No, I think I will take the opportunity to quibble with the article's conclusion:
The result of Lawrence's evangelism [in the favour of the eff-word] has, of course, been less than redemptive. Instead of consecrating "f" and surrounding it with the whole aura of connotations associated with passionate, tender sexual love, it has demeaned all discourse about sex. It still brings with it the "whole atmosphere of the slum"; it can enter "polite society," but the result will be to transform the latter into a slum. [note the the eff-word was edited from Leithart's original in order not to offend the more sensitive of our readers.]
And here then is my point of disagreement, that bringing formerly obscene words into "polite society" can be done, but that the result will be to transform the polite society into a slum. I don’t think that the entrance of such words into "polite" society necessarily demeans that society. Instead, I think it renders such culture as "less polite."
I think there is a gulf of difference between polite society and the society of the slum; and within the expanse of that gulf are any number of bedposts upon which one might hang his hat. The introduction to polite society of a word that seeks to realize and recognize "the bodiliness, the messiness, of actual intercourse" wouldn’t be enough to damn the society, but it wouldn't help the society to remain "polite" either.
The thing is, what’s so great about polite? Time and place for it, sure. But really, all we mean when we speak of polite society is a society that clothes itself in lies, half-truths, and fabrications. It paints itself into an unrealistic corner, a facade that ends up fooling, well, most of its participants.
As believers, we value both truth and modesty. We take on our lives in a manner that exalts in truth and glories in honesty. But still, we do not rejoice in parading our inadequacies, in boasting in the effects of the fall. We are caught in between these mandates.
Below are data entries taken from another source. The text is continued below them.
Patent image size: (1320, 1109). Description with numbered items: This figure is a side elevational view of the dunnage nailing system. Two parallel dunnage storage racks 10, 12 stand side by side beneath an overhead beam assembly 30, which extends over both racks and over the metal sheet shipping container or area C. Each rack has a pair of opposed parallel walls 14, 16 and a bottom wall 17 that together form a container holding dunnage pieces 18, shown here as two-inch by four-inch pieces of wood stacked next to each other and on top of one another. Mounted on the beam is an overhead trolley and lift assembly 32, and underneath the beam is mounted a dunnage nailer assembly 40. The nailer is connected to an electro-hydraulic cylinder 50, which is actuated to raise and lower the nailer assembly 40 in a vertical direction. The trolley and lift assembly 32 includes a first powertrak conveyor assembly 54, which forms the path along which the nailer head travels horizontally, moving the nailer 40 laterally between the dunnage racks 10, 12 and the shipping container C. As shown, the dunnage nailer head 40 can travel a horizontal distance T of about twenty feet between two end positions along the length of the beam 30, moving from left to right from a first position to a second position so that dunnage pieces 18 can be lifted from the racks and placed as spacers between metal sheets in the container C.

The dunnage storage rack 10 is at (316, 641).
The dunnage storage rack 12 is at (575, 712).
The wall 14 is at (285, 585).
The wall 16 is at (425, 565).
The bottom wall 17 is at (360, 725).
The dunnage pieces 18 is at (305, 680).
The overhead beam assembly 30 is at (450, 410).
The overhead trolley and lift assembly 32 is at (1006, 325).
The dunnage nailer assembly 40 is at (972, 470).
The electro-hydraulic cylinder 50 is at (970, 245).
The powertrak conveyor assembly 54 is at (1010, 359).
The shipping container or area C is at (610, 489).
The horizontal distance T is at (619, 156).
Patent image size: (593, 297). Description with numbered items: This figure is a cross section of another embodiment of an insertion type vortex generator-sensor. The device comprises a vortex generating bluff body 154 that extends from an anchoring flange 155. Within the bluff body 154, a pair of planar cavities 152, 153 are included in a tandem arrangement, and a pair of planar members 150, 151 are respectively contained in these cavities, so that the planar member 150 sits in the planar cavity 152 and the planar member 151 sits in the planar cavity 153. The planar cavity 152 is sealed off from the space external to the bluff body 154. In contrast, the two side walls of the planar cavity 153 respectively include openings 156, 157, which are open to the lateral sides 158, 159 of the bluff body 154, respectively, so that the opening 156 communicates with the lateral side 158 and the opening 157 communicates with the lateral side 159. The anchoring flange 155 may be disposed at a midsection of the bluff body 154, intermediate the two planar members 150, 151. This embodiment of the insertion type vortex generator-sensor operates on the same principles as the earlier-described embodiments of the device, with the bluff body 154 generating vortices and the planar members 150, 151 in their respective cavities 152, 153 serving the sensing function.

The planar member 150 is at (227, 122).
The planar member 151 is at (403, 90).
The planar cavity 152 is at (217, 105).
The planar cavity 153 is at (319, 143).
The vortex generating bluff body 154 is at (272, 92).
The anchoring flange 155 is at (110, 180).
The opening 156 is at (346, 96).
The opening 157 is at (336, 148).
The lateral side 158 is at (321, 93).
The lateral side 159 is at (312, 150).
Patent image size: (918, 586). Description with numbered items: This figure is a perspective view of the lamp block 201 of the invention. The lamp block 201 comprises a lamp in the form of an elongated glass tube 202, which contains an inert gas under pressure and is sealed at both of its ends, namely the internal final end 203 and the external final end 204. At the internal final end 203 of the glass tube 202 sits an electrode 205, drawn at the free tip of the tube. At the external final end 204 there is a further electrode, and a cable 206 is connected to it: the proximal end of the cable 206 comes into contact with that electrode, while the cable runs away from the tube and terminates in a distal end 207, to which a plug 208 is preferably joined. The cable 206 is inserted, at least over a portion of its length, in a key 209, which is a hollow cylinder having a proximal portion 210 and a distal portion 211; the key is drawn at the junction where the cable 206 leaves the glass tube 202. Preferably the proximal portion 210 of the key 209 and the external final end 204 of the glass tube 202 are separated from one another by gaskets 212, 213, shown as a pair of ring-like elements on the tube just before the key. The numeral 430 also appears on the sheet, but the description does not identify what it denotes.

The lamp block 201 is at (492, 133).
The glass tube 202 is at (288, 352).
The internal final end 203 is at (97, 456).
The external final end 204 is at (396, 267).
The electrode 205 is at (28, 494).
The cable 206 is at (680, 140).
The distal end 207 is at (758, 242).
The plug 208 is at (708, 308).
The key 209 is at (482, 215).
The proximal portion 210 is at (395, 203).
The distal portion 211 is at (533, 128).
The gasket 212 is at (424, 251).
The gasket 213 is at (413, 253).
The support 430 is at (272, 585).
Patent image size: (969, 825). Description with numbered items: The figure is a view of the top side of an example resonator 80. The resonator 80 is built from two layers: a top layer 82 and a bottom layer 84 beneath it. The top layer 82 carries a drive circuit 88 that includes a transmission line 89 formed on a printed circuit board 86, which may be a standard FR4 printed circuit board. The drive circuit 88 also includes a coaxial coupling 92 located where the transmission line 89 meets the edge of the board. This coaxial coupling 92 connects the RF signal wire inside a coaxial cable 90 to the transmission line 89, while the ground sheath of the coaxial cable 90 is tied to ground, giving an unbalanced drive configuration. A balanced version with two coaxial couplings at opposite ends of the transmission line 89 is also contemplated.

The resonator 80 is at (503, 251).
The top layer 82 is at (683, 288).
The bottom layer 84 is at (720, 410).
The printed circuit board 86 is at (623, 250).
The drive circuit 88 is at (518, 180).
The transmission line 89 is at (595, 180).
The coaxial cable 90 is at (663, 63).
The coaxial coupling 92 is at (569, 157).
On the one hand, we should desire greater truth in advertising, less abstraction in our descriptions of the body and life. We should hope to be a frank people. Yet on the other, we sojourn in an old and diseased creation, one in which both body and life are the subject of taboo. It is for the sake of a crass and vulgar kingdom that we demure, that we speak so softly and with so little colour; for they would never understand. In their skewed reason, they would see us flaunt their taboos and believe us to be the unrighteous. It is for them and for our witness to them of the reality that subsumes us that we hedge a little and say, "I make love to my wife."
[NOTE: this posts masthead features Ken and Barbie doing what kids everywhere make them do.]